RABBIT CACCIATORE
Servings Prep Time
2people 15minutes
Cook Time
60minutes
Servings Prep Time
2people 15minutes
Cook Time
60minutes
Ingredients
Instructions
  1. Begin the recipe chopping the onion (1), the celery stalk (2) after carefully washing and the carrot (3) after peeling.
  2. In the terracotta pot, place five tablespoons of extra virgin olive oil (4) to worm on medium heat. Once done, peel the garlic clove (5), and add to the pot with the chopped onions, celery and carrot (6). Soak slowly until the onion becomes transparent.

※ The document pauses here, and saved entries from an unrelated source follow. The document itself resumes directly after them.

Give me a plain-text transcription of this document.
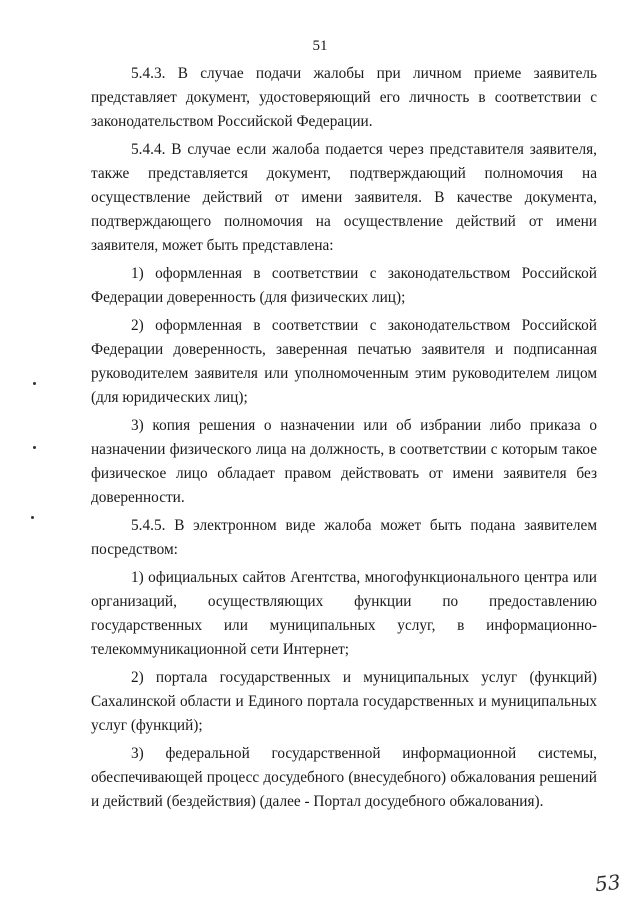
51

5.4.3. В случае подачи жалобы при личном приеме заявитель представляет документ, удостоверяющий его личность в соответствии с законодательством Российской Федерации.

5.4.4. В случае если жалоба подается через представителя заявителя, также представляется документ, подтверждающий полномочия на осуществление действий от имени заявителя. В качестве документа, подтверждающего полномочия на осуществление действий от имени заявителя, может быть представлена:

1) оформленная в соответствии с законодательством Российской Федерации доверенность (для физических лиц);

2) оформленная в соответствии с законодательством Российской Федерации доверенность, заверенная печатью заявителя и подписанная руководителем заявителя или уполномоченным этим руководителем лицом (для юридических лиц);

3) копия решения о назначении или об избрании либо приказа о назначении физического лица на должность, в соответствии с которым такое физическое лицо обладает правом действовать от имени заявителя без доверенности.

5.4.5. В электронном виде жалоба может быть подана заявителем посредством:

1) официальных сайтов Агентства, многофункционального центра или организаций, осуществляющих функции по предоставлению государственных или муниципальных услуг, в информационно-телекоммуникационной сети Интернет;

2) портала государственных и муниципальных услуг (функций) Сахалинской области и Единого портала государственных и муниципальных услуг (функций);

3) федеральной государственной информационной системы, обеспечивающей процесс досудебного (внесудебного) обжалования решений и действий (бездействия) (далее - Портал досудебного обжалования).

53
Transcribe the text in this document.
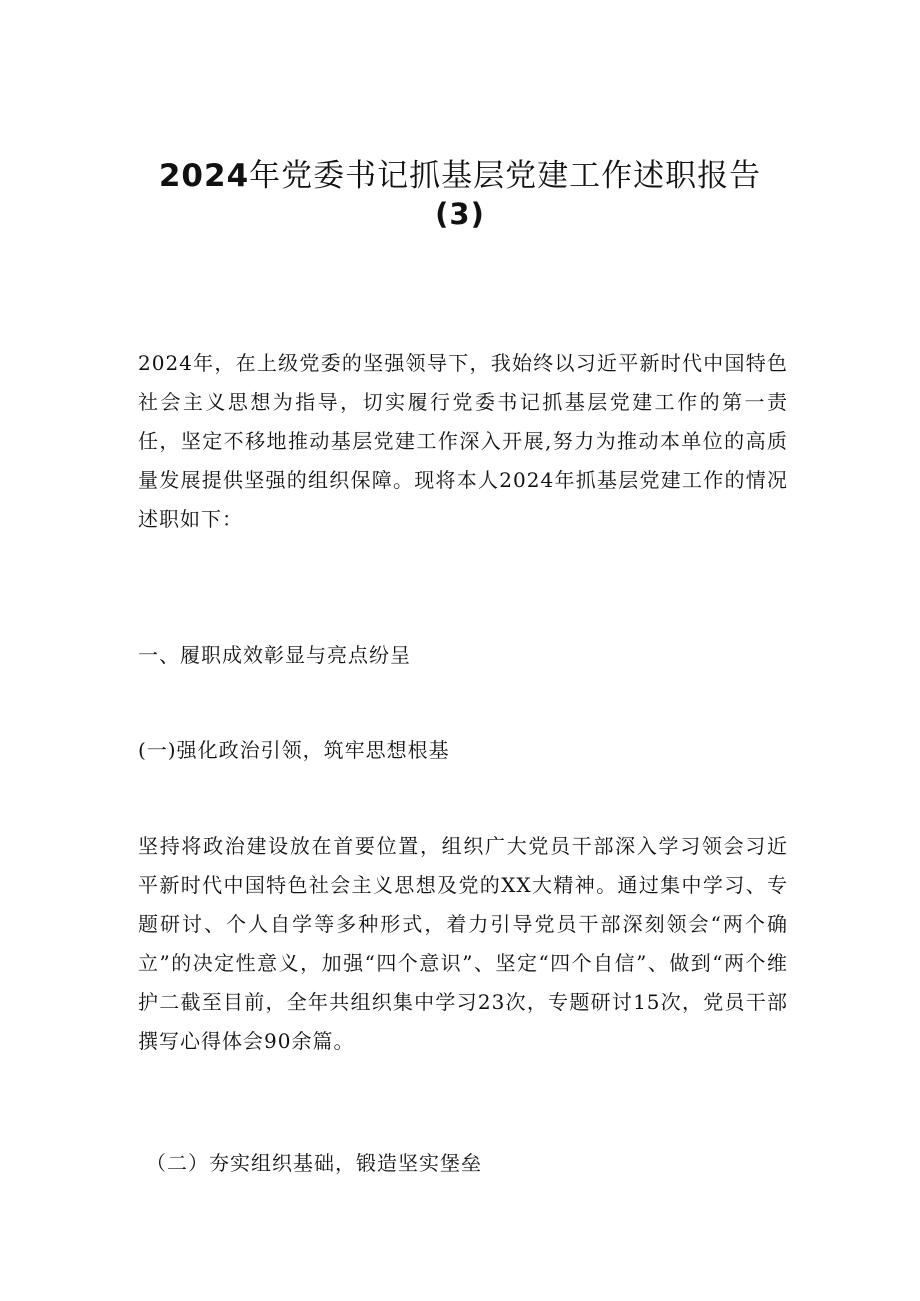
2024年党委书记抓基层党建工作述职报告
(3)

2024年，在上级党委的坚强领导下，我始终以习近平新时代中国特色社会主义思想为指导，切实履行党委书记抓基层党建工作的第一责任，坚定不移地推动基层党建工作深入开展,努力为推动本单位的高质量发展提供坚强的组织保障。现将本人2024年抓基层党建工作的情况述职如下：

一、履职成效彰显与亮点纷呈
(一)强化政治引领，筑牢思想根基

坚持将政治建设放在首要位置，组织广大党员干部深入学习领会习近平新时代中国特色社会主义思想及党的XX大精神。通过集中学习、专题研讨、个人自学等多种形式，着力引导党员干部深刻领会“两个确立”的决定性意义，加强“四个意识”、坚定“四个自信”、做到“两个维护二截至目前，全年共组织集中学习23次，专题研讨15次，党员干部撰写心得体会90余篇。

（二）夯实组织基础，锻造坚实堡垒
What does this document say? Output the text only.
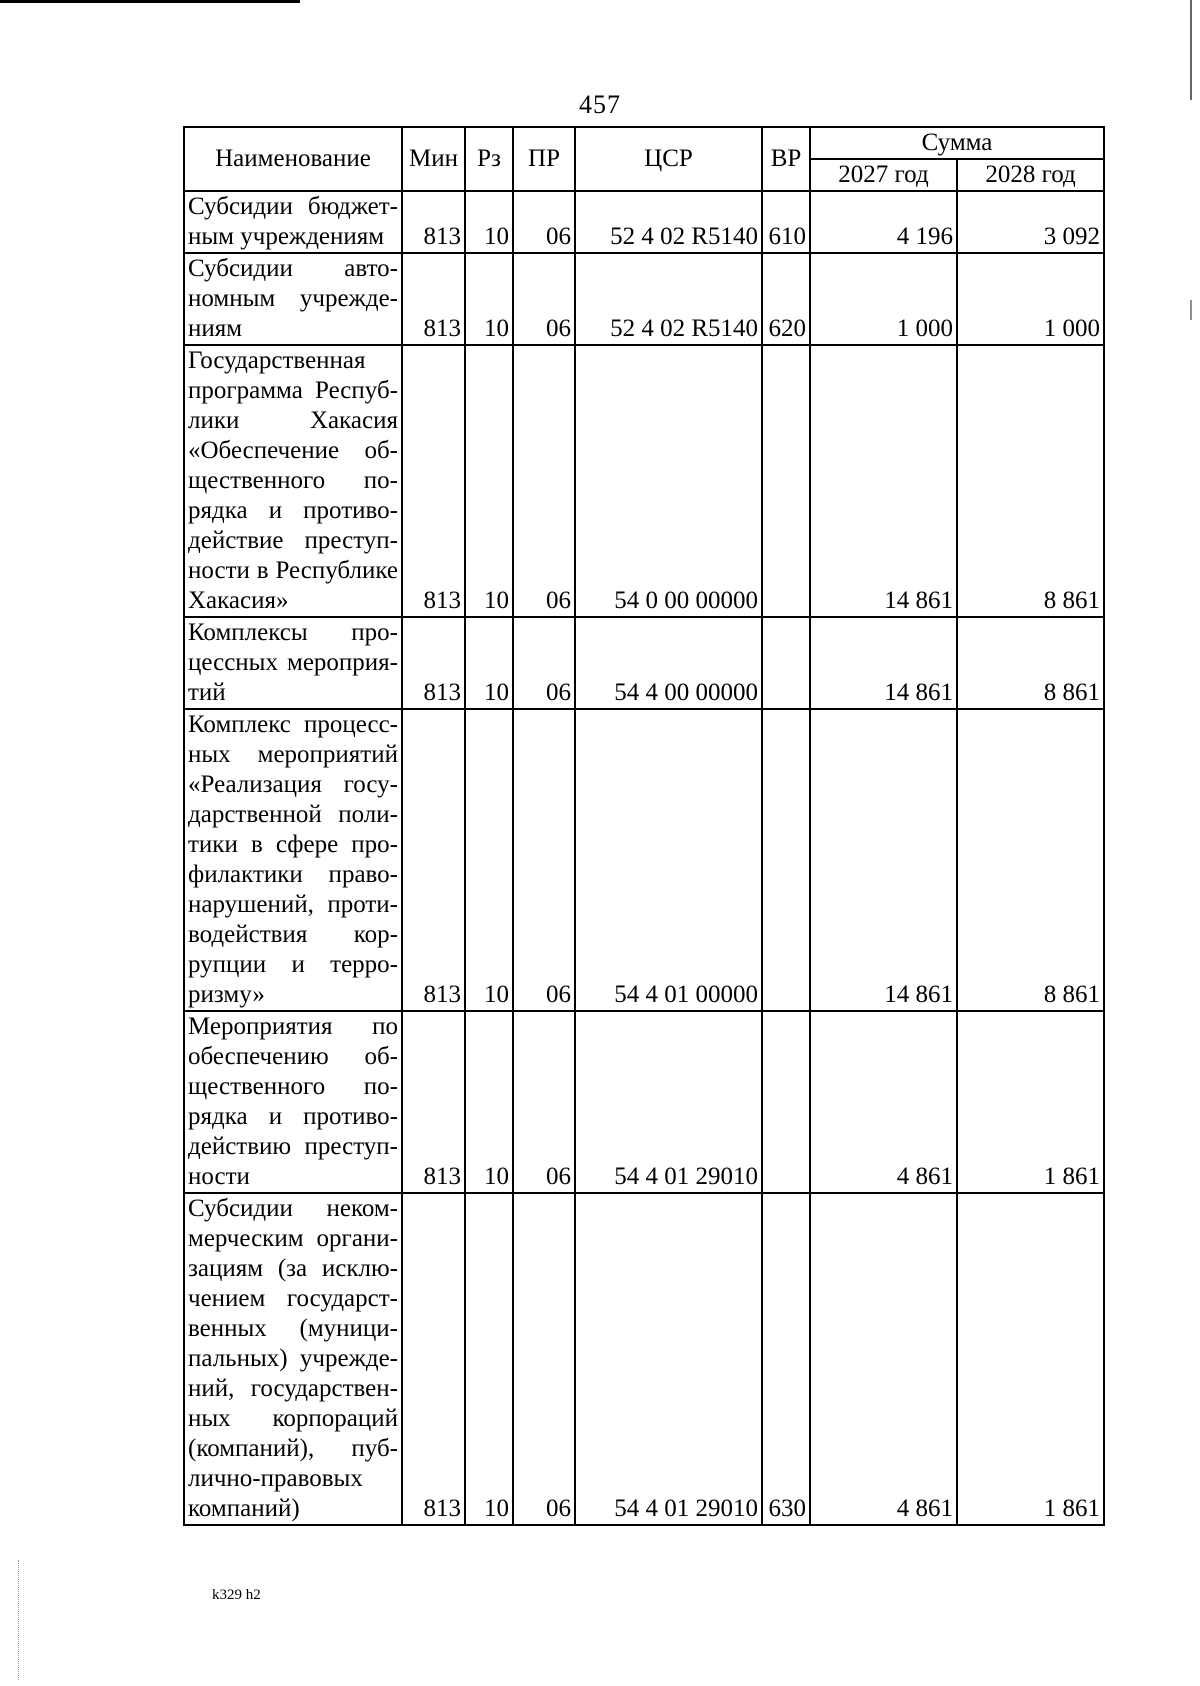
457
Наименование	Мин	Рз	ПР	ЦСР	ВР	Сумма	
						2027 год	2028 год
Субсидии бюджет-ным учреждениям	813	10	06	52 4 02 R5140	610	4 196	3 092
Субсидии авто-номным учрежде-ниям	813	10	06	52 4 02 R5140	620	1 000	1 000
Государственная программа Респуб-лики Хакасия «Обеспечение об-щественного по-рядка и противо-действие преступ-ности в Республике Хакасия»	813	10	06	54 0 00 00000		14 861	8 861
Комплексы про-цессных мероприя-тий	813	10	06	54 4 00 00000		14 861	8 861
Комплекс процесс-ных мероприятий «Реализация госу-дарственной поли-тики в сфере про-филактики право-нарушений, проти-водействия кор-рупции и терро-ризму»	813	10	06	54 4 01 00000		14 861	8 861
Мероприятия по обеспечению об-щественного по-рядка и противо-действию преступ-ности	813	10	06	54 4 01 29010		4 861	1 861
Субсидии неком-мерческим органи-зациям (за исклю-чением государст-венных (муници-пальных) учрежде-ний, государствен-ных корпораций (компаний), пуб-лично-правовых компаний)	813	10	06	54 4 01 29010	630	4 861	1 861
k329 h2
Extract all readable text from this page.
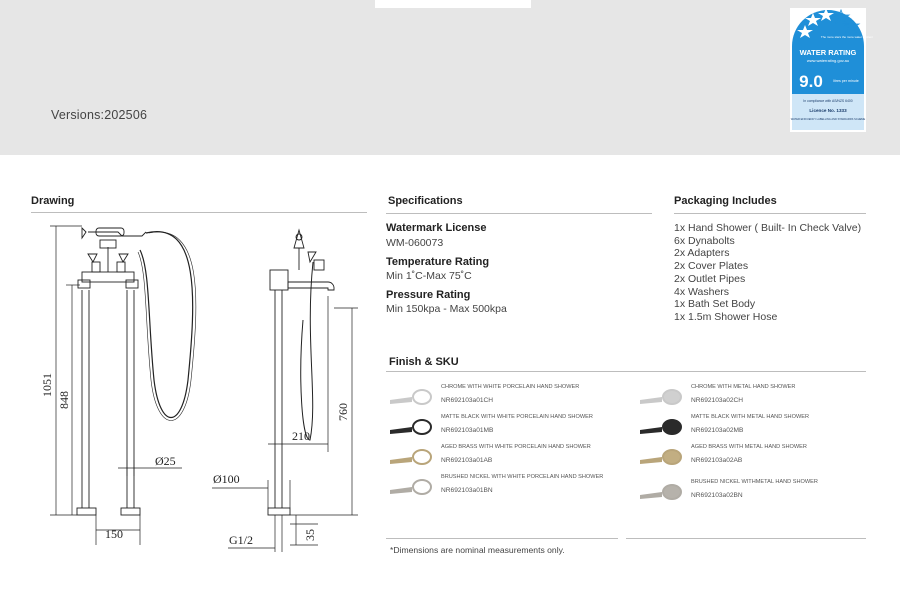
Versions:202506
The more stars the more water efficient
WATER RATING
www.waterrating.gov.au
9.0	litres per minute
In compliance with AS/NZS 6400
Licence No. 1333
WATER EFFICIENCY LABELLING AND STANDARDS SCHEME
Drawing	Specifications	Packaging Includes
Watermark License
WM-060073
Temperature Rating
Min 1˚C-Max 75˚C
Pressure Rating
Min 150kpa - Max 500kpa
1x Hand Shower ( Built- In Check Valve)
6x Dynabolts
2x Adapters
2x Cover Plates
2x Outlet Pipes
4x Washers
1x Bath Set Body
1x 1.5m Shower Hose
Finish & SKU
CHROME WITH WHITE PORCELAIN HAND SHOWER
NR692103a01CH
MATTE BLACK WITH WHITE PORCELAIN HAND SHOWER
NR692103a01MB
AGED BRASS WITH WHITE PORCELAIN HAND SHOWER
NR692103a01AB
BRUSHED NICKEL WITH WHITE PORCELAIN HAND SHOWER
NR692103a01BN
CHROME WITH METAL HAND SHOWER
NR692103a02CH
MATTE BLACK WITH METAL HAND SHOWER
NR692103a02MB
AGED BRASS WITH METAL HAND SHOWER
NR692103a02AB
BRUSHED NICKEL WITHMETAL HAND SHOWER
NR692103a02BN
*Dimensions are nominal measurements only.
1051
848
150
Ø25
Ø100
210
760
G1/2	35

  3. Once done, wash the rabbit thighs to remove all the blood and soak for about half an hour with a drop of vinegar if the scent is too wild. Once drained and dried with a cloth (7), add the rabbit to the pot (8) and let it brown for about five minutes in the frying so that it will take good color (9).
  4. Once done, add the wine (10) and let evaporate for a few minutes without a lid, on medium heat. However, keep the sauce on the bottom and then add the olives (11). Add the rosemary sprig (12), cover with a lid and leave for about five minutes.
  5. After five minutes add half a glass of hot water (13) and half stock cube (14). Melt it, mix well and then cover it again to bring the rabbit at the end of cooking (15). Times depend on the size of the meat and range from a minimum of 40 minutes to a maximum of one hour. Always check with a fork the meat baking, and when ready, serve on a hot table, with a little bit of aubergine and olives.